1. The problem statement, all variables and given/known data

A pulley is hung from the ceiling by a rope. A block of mass M is suspended by another rope that passes over the pulley and is attached to the wall (the figure below ). The rope fastened to the wall makes a right angle with the wall. Neglect the masses of the rope and the pulley.
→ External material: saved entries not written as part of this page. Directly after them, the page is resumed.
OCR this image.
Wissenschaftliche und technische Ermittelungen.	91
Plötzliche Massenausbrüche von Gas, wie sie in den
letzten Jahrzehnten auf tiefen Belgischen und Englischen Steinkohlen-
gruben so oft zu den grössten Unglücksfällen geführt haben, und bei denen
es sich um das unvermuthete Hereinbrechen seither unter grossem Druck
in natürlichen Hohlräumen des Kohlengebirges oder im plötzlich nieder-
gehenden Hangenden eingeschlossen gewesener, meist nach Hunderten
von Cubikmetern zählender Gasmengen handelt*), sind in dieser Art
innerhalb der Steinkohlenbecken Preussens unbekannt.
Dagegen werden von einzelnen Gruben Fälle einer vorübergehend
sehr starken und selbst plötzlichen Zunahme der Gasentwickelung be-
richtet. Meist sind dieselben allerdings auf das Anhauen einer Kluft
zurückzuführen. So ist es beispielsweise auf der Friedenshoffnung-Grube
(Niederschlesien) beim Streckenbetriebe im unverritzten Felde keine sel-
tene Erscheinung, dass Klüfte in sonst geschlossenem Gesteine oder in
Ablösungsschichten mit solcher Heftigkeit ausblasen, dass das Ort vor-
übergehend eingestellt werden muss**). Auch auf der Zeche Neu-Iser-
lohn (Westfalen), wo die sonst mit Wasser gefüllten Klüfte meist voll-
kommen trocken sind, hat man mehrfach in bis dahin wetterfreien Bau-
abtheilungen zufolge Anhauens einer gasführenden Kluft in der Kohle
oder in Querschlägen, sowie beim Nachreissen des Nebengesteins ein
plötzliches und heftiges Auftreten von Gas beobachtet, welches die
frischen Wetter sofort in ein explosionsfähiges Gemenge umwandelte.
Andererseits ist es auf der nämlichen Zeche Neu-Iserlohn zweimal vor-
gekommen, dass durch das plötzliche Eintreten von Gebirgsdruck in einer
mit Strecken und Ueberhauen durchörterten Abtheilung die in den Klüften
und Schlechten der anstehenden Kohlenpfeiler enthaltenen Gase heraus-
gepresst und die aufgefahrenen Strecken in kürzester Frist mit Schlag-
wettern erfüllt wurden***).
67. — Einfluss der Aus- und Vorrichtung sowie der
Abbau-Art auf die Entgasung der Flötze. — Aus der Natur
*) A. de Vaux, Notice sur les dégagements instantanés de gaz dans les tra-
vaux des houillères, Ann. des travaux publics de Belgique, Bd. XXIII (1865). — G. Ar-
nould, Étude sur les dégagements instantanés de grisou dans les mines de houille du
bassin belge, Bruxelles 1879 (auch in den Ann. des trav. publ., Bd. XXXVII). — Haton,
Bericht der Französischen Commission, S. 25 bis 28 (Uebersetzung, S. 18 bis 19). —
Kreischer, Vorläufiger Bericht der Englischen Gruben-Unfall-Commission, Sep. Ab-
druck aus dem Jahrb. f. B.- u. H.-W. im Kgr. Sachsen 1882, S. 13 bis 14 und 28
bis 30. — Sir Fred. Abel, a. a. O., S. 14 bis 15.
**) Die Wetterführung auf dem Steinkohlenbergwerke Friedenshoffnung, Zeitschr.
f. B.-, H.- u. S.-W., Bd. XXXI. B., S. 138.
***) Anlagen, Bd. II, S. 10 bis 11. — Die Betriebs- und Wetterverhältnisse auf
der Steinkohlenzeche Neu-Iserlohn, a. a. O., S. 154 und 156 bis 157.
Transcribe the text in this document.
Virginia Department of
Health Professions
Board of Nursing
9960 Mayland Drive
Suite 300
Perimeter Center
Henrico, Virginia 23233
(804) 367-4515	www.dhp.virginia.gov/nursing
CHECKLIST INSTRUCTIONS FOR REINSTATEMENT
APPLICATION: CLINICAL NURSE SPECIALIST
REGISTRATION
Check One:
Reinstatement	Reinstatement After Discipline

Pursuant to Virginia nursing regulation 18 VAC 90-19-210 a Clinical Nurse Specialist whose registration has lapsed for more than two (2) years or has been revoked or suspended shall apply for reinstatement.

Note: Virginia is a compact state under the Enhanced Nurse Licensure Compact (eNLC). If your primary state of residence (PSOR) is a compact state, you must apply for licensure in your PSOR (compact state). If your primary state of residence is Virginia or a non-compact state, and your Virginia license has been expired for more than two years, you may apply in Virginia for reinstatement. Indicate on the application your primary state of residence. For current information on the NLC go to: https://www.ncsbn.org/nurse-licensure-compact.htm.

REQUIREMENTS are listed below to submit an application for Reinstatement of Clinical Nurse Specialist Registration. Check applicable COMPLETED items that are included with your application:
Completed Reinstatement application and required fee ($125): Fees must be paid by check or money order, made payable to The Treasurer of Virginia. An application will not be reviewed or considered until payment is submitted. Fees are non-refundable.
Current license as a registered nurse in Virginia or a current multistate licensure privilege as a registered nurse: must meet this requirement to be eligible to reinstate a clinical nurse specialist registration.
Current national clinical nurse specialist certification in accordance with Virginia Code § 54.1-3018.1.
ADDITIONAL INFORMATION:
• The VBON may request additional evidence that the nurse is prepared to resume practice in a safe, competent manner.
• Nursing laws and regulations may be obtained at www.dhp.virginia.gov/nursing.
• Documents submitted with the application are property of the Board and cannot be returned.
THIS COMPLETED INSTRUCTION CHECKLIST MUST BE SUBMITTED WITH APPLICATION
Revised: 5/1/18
Find (a) the tension in the rope from which the pulley hangs and (b) the angle that the rope makes with the ceiling.



2. Relevant equations

Weight = Mg
a^2 + b^2 = c^2
SOH CAH TOA (for finding the angle)

3. The attempt at a solution

For the angle, I'm going to guess 45 degrees, just because it seems like it would be correct (it would be a "natural" angle for a system like this to be at.)

As for the tension, i know that the tension in the *rope attached to the box* is the same all the way through (=Mg) and that the tension in the *rope attached to the pulley* must be related to this somehow, probably using SOH CAH TOA to find the angle or the length of the sides of the triangle that is formed...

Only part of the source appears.